BERITA TERKINI
PWI DIY dan UAD Gelar Rapat Pleno serta Halalbihalal, Bahas Pengusulan Udin dan Grha Pers Pancasila

PWI DIY dan UAD Gelar Rapat Pleno serta Halalbihalal, Bahas Pengusulan Udin dan Grha Pers Pancasila

Persatuan Wartawan Indonesia (PWI) Daerah Istimewa Yogyakarta (DIY) bersama Universitas Ahmad Dahlan (UAD) menggelar Rapat Pleno sekaligus Halalbihalal di Islamic Centre Masjid UAD Ringroad Selatan, Sabtu (11/4/2026). Kegiatan ini menjadi ajang silaturahmi sekaligus konsolidasi program kerja organisasi ke depan.

Acara tersebut dihadiri pengurus harian PWI DIY, Dewan Penasehat, Dewan Pakar, dan Dewan Kehormatan. Hadir pula Rektor UAD Prof Dr Muchlas MT yang juga menjabat sebagai Ketua Dewan Pakar PWI DIY, menandai kolaborasi antara kalangan akademisi dan insan pers.

Ketua PWI DIY Hudono menyampaikan apresiasi atas dukungan UAD dalam penyelenggaraan kegiatan. Ia menilai Halalbihalal tidak hanya menjadi tradisi tahunan, tetapi juga ruang refleksi untuk memperkuat komitmen organisasi dalam menjalankan fungsi pers secara profesional dan berintegritas.

Hudono menyebut kepengurusan PWI DIY masa bakti 2025–2030 memiliki sejumlah agenda strategis. Salah satu prioritasnya adalah memperjuangkan almarhum Fuad Muhammad Syafruddin atau Udin sebagai Pahlawan Nasional. Udin dikenal sebagai wartawan yang gugur saat menjalankan tugas jurnalistik dan hingga kini kasusnya disebut menjadi simbol perjuangan kebebasan pers di Indonesia.

“Di tengah rangkaian kegiatan Hari Pers Nasional yang masih berjalan, kami terus mematangkan pembentukan Tim Adhoc untuk pengusulan Udin sebagai Pahlawan Nasional. Nama-nama tim sudah ada, tinggal difinalisasi,” ujar Hudono.

Menurut Hudono, dukungan terhadap pengusulan tersebut juga menguat dalam forum Konferensi Kerja Nasional (Konkernas) PWI di Banten beberapa waktu lalu. Ia menyebut hal itu menjadi catatan penting bagi PWI Pusat untuk mengawal proses pengusulan secara nasional.

Selain pengusulan Udin, PWI DIY juga mendorong pembangunan Grha Pers Pancasila.

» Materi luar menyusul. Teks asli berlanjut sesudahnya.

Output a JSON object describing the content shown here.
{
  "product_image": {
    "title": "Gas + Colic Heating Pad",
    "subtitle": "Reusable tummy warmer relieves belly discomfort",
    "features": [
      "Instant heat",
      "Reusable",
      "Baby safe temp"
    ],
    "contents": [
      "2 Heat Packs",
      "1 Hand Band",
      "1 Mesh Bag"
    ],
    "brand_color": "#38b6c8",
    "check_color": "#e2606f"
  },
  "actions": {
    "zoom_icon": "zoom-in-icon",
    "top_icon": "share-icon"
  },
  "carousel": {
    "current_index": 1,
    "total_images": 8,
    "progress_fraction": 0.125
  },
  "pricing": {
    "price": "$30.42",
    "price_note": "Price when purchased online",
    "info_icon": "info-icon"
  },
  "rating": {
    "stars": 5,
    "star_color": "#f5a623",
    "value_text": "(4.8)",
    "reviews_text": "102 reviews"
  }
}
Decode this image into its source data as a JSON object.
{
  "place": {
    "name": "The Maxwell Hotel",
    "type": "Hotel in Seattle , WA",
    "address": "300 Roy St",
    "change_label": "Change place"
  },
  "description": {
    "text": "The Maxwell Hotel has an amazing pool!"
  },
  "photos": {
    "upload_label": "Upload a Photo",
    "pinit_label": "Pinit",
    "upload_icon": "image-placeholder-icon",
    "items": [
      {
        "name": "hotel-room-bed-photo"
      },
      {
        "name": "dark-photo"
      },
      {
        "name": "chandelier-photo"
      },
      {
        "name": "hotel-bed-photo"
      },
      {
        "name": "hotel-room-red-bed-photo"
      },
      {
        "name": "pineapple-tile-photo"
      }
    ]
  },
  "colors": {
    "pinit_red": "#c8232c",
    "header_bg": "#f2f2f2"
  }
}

Program ini ditujukan sebagai pusat pengembangan, pengkajian, serta pelatihan terkait implementasi nilai-nilai Pers Pancasila. Hudono mengatakan naskah akademik pembangunan gedung tersebut telah disusun bersama sejumlah tokoh sesuai arahan Gubernur DIY Sri Sultan Hamengku Buwono X.

“Ke depan, Grha Pers Pancasila diharapkan menjadi ruang strategis untuk mencetak insan pers yang profesional, beretika, dan berlandaskan nilai-nilai Pancasila. Yogyakarta sebagai kota pendidikan memiliki potensi besar untuk menjadi pusat pengembangan pers nasional,” kata Hudono.

Rektor UAD Muchlas menyambut baik agenda-agenda yang disampaikan PWI DIY. Ia menyatakan memahami pentingnya Grha Pers Pancasila dan menyebut dirinya turut terlibat dalam penyusunan naskah akademik bersama sejumlah akademisi dan tokoh nasional.

Muchlas juga menilai sinergi antara perguruan tinggi dan organisasi profesi wartawan perlu terus diperkuat. Menurutnya, kolaborasi semacam ini dapat membuka peluang pengembangan kapasitas mahasiswa, khususnya di bidang jurnalistik dan komunikasi publik.

“Dunia kerja saat ini tidak hanya menuntut capaian akademik, tetapi juga keterampilan praktis. Kerja sama dengan PWI DIY dapat menjadi jembatan bagi mahasiswa untuk mengasah kompetensi jurnalistik secara langsung,” ujarnya.

Halalbihalal berlangsung dalam suasana hangat dan akrab. Momentum tersebut sekaligus menegaskan komitmen bersama antara PWI DIY dan UAD untuk mendorong kemajuan pers yang profesional, independen, dan berkontribusi positif bagi pembangunan bangsa.